29 There is an inextricable relationship between the geographical landscape of the determination area and the Tjukurrpa. It is that relationship that explains how the claimants relate to the country, including prohibitions on access to areas on the basis of gender in accordance with traditional law and custom. Claimant Yvonne Ashwin refers to the relationship in this way:
The old people used to tell us stories. Old Dreamtime stories from long ago - every rock hole has a story. This is very important in our culture. Tjukurrpa stories can tell you where you can and can't go. You can't go certain places, places where men go to. If it's a men's site, we don't go there and we been told not to go the place that's mens. Women, ladies, we can't go there - we don't want to break the law through them mob.
30 The affidavits received by the State do contain some open stories, including this story related by Kado Muir, which concerns the very place at which the Court sits today.

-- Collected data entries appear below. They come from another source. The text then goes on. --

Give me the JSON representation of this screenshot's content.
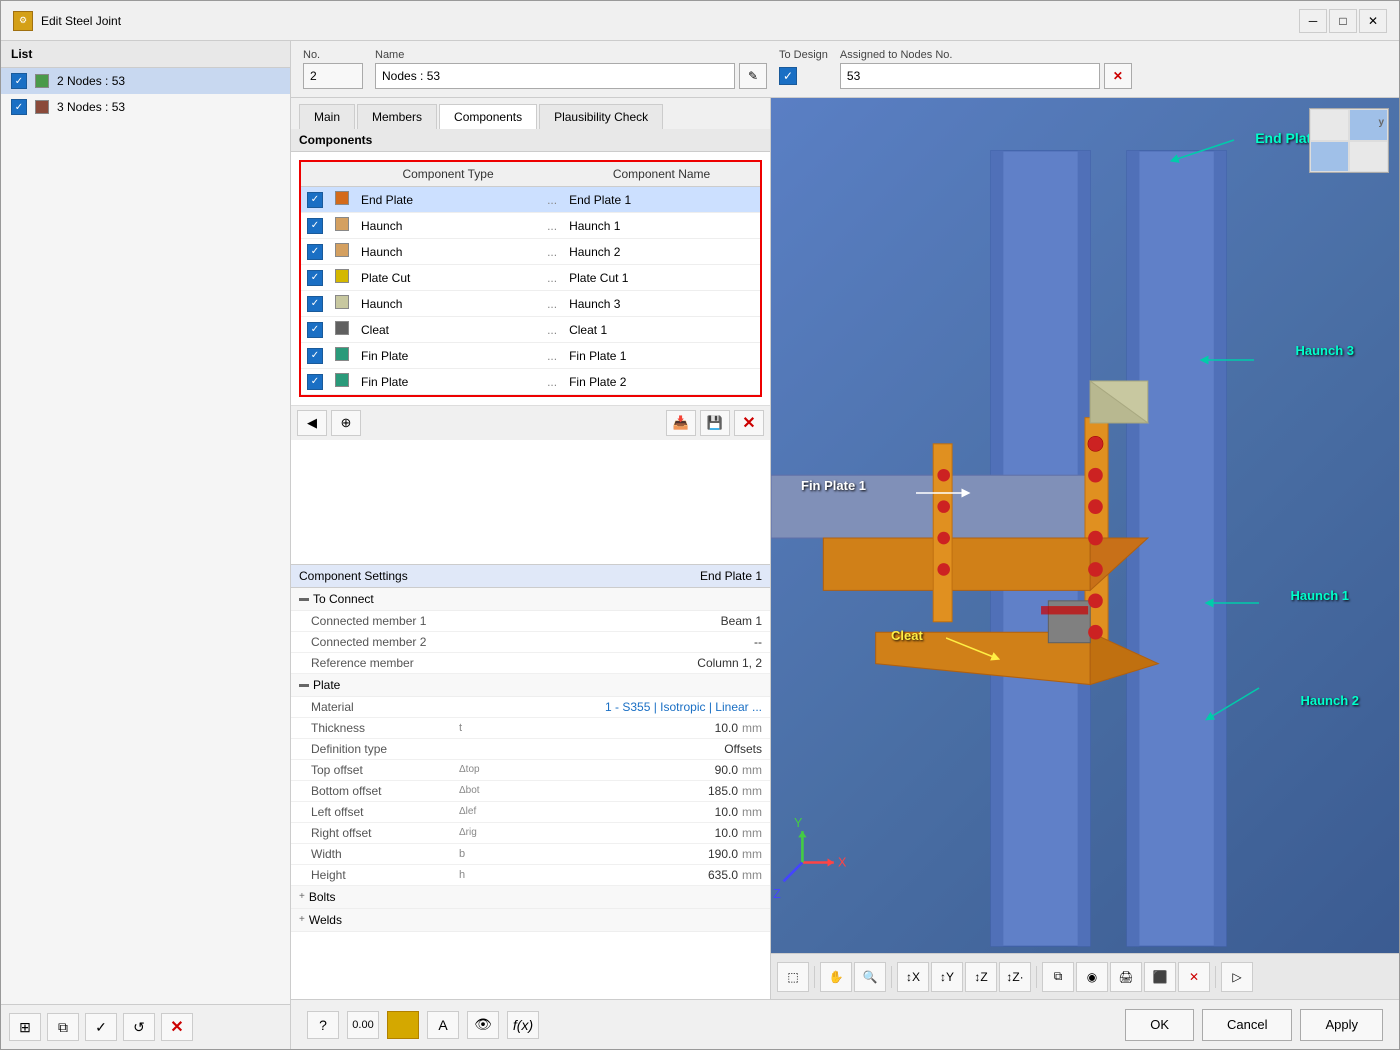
{
  "window": {
    "title": "Edit Steel Joint",
    "icon": "⚙"
  },
  "sidebar": {
    "header": "List",
    "items": [
      {
        "id": 2,
        "label": "2  Nodes : 53",
        "color": "#4a9a4a",
        "selected": true
      },
      {
        "id": 3,
        "label": "3  Nodes : 53",
        "color": "#8a4a3a",
        "selected": false
      }
    ],
    "footer_buttons": [
      "☑",
      "☑",
      "✓",
      "↺",
      "✕"
    ]
  },
  "header": {
    "no_label": "No.",
    "no_value": "2",
    "name_label": "Name",
    "name_value": "Nodes : 53",
    "to_design_label": "To Design",
    "assigned_label": "Assigned to Nodes No.",
    "assigned_value": "53"
  },
  "tabs": [
    "Main",
    "Members",
    "Components",
    "Plausibility Check"
  ],
  "active_tab": "Components",
  "components": {
    "section_title": "Components",
    "col_type": "Component Type",
    "col_name": "Component Name",
    "items": [
      {
        "type": "End Plate",
        "name": "End Plate 1",
        "color": "#d46a1a",
        "checked": true
      },
      {
        "type": "Haunch",
        "name": "Haunch 1",
        "color": "#d4a060",
        "checked": true
      },
      {
        "type": "Haunch",
        "name": "Haunch 2",
        "color": "#d4a060",
        "checked": true
      },
      {
        "type": "Plate Cut",
        "name": "Plate Cut 1",
        "color": "#d4b800",
        "checked": true
      },
      {
        "type": "Haunch",
        "name": "Haunch 3",
        "color": "#c8c8a0",
        "checked": true
      },
      {
        "type": "Cleat",
        "name": "Cleat 1",
        "color": "#606060",
        "checked": true
      },
      {
        "type": "Fin Plate",
        "name": "Fin Plate 1",
        "color": "#2a9a7a",
        "checked": true
      },
      {
        "type": "Fin Plate",
        "name": "Fin Plate 2",
        "color": "#2a9a7a",
        "checked": true
      }
    ]
  },
  "settings": {
    "title": "Component Settings",
    "selected_component": "End Plate 1",
    "to_connect": {
      "label": "To Connect",
      "connected_member_1": "Beam 1",
      "connected_member_2": "--",
      "reference_member": "Column 1, 2"
    },
    "plate": {
      "label": "Plate",
      "material": "1 - S355 | Isotropic | Linear ...",
      "thickness": "10.0",
      "thickness_unit": "mm",
      "definition_type": "Offsets",
      "top_offset": "90.0",
      "top_offset_unit": "mm",
      "bottom_offset": "185.0",
      "bottom_offset_unit": "mm",
      "left_offset": "10.0",
      "left_offset_unit": "mm",
      "right_offset": "10.0",
      "right_offset_unit": "mm",
      "width": "190.0",
      "width_unit": "mm",
      "height": "635.0",
      "height_unit": "mm"
    },
    "bolts_label": "Bolts",
    "welds_label": "Welds"
  },
  "viewport_labels": {
    "end_plate": "End Plate",
    "fin_plate_1": "Fin Plate 1",
    "haunch_1": "Haunch 1",
    "haunch_2": "Haunch 2",
    "haunch_3": "Haunch 3",
    "cleat": "Cleat"
  },
  "footer": {
    "ok_label": "OK",
    "cancel_label": "Cancel",
    "apply_label": "Apply"
  }
}
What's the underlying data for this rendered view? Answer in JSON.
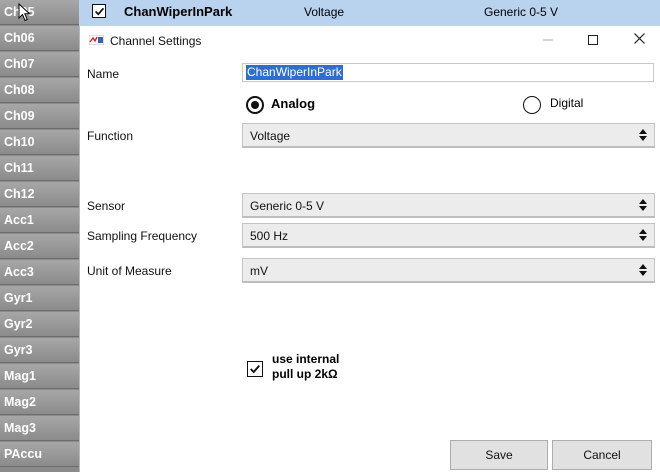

Another 'open' story for Rirrti [Empress Springs] is about three birds. The three birds are different types of hawks, there is Kirrki, Wiiny Wiiny and Tirl Tirl. In the dreaming these birds were men. Tirl Tirl was living at a dry rockhole south of Rirrti called Mullendala. Tirl Tirl had made a deal with the tjila [water snake] who lived at the spring at Rirrti so that when he goes out hunting he would come out and scare the marlu [kangaroos] back to Rirrti - to the water, and the tjila would kill the animal and they would share the meal.
One day, the other two bird men, Kirrki and Wiiny Wiiny found Tirl Tirl living there by himself at the dry rockhole (Mullendala). They asked him 'How do you get water?' and he told them 'Me? I don't worry about water' - not telling them about his deal with the tjila [water snake] at Rirrti [Empress Spring]. The other two bird men decided to camp there at Mullendala for a while and after they spent a few days there, they notice that Tirl Tirl would walk off and then come back all nice and shiny and clean and they notice that he has some algae stuck in his hair. They say to themselves 'Gee, this fella looks pretty wet to us!' and so when he went to sleep they followed his tracks to the spring at Rirrti. Then they found the Tjila [water snake] and killed him, had a drink of the water and ran away north.
The story then becomes that Tirl Tirl chases them up and they keep having fights with each other. There is a sandhill north of Rirrti [Empress Spring] which is one of the places where they had a fight and then that story keeps going over towards Tjirrkarli [east of the claim].
31 I am satisfied that the State has acted appropriately in assessing whether there is a credible basis for the claim. In addition, the State has conducted searches of land tenure, mining and petroleum registries to determine the nature and extent of "other interests" within the proposed determination area which, as already mentioned, are properly recorded in the proposed orders.
32 I am satisfied that all of the preconditions for the making of an order under s 87 of the Act are met.
33 The parties are to be commended for the conciliatory and efficient manner in which this application for a determination of native title has progressed.
34 For all of the above reasons, the Court will now make orders in terms consistent with the parties' joint minute.
I certify that the preceding thirty-four (34) numbered paragraphs are a true copy of the Reasons for Judgment herein of the Honourable Justice Charlesworth.